Giuliano Liuzzi, Geronimo L. Villanueva, Loïc Trompet,Matteo M. J. Crismani,Arianna Piccialli,Shohei Aoki,Miguel Angel Lopez-Valverde,Aurélien Stolzenbach,Frank Daerden,Lori Neary,Michael D. Smith,Manish R. Patel,Stephen R. Lewis,R. Todd Clancy,Ian R. Thomas,Bojan Ristic,Giancarlo Bellucci,Jose-Juan Lopez-Moreno, Ann Carine Vandaele

We present observations of terminator CO2 ice clouds events in three groups: Equatorial dawn, Equatorial dusk (both between 20°S and 20°N) and Southern midlatitudes at dawn (45°S and 55°S east of Hellas Basin) with ESA ExoMars Trace Gas Orbiter's Nadir and Occultation for MArs Discovery instrument.

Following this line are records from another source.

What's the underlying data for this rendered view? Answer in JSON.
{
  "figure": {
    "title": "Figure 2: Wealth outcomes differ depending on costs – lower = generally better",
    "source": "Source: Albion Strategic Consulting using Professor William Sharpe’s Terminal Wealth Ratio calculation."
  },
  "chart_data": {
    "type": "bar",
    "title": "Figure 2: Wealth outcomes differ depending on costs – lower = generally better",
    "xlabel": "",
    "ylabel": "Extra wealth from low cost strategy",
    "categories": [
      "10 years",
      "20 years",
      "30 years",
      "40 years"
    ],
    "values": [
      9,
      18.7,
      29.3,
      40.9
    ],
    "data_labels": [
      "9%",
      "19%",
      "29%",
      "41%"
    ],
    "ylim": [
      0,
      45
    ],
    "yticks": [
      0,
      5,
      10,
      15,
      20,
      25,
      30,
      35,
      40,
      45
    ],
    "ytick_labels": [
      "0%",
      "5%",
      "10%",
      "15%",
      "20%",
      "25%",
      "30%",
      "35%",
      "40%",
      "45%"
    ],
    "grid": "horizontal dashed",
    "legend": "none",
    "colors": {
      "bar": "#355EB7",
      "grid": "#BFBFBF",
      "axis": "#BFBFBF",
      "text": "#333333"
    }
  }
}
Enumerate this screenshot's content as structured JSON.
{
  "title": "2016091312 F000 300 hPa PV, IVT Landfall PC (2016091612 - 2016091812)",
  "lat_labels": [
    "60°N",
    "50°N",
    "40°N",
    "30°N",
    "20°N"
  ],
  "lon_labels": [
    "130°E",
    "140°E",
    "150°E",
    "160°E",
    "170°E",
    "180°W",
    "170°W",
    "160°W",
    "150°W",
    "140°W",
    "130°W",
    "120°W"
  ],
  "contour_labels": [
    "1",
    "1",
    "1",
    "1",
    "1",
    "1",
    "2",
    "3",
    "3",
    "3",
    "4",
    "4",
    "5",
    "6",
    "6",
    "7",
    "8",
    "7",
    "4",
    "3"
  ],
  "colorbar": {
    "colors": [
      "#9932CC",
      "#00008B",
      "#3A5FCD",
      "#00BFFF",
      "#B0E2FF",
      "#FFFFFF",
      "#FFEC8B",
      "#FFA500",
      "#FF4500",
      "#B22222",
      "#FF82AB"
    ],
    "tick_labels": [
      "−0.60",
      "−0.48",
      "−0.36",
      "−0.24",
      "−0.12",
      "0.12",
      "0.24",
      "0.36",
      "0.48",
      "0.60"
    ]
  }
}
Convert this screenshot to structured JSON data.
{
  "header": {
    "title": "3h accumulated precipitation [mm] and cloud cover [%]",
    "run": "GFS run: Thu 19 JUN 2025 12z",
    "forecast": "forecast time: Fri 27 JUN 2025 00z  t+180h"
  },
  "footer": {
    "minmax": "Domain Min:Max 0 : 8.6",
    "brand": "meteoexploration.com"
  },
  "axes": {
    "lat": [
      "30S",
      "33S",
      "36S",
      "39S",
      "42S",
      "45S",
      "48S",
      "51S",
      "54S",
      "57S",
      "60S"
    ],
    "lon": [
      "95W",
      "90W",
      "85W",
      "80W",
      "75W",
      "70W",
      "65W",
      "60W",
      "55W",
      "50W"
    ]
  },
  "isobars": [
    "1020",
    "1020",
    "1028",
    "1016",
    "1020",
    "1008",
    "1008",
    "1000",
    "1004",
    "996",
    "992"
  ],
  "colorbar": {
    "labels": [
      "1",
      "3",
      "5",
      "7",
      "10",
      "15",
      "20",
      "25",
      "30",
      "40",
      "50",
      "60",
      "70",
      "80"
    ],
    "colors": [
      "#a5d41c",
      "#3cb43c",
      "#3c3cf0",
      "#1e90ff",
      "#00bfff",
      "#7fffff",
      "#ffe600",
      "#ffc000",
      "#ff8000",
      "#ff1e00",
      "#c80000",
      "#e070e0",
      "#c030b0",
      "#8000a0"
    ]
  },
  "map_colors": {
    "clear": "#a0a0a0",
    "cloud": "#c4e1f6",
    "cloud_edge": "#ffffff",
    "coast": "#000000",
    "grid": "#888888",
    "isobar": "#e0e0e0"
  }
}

CO2 ice abundance is retrieved simultaneously with water ice, dust, and particle sizes, and rotational temperature and CO2 column profiles in 16 of 26 cases. Small particles (<0.5 μm) prevail at dusk, while water ice likely provides most source nuclei at dawn. Clouds east of Hellas are found to be dominantly nucleated on surface-lifted dust. CO2 ice is sometimes detected in unsaturated air together with dust nuclei at dawn, suggesting ongoing sublimation. Depending on latitude and local time, the interplay between particle precipitation and the lifetime of temperature minima (i.e., cold pockets) determines CO2 ice properties.

 

liuzzi co2 clouds

(a) Summary of the detections in the Equatorial region at dusk, dawn (b) and in the Hellas region at dawn (c). The plots report only the cases in which temperature (and CO2 saturation ratio, contours) is retrieved together with the properties of dust (orange dots), CO2 ice (white) and water ice (blue).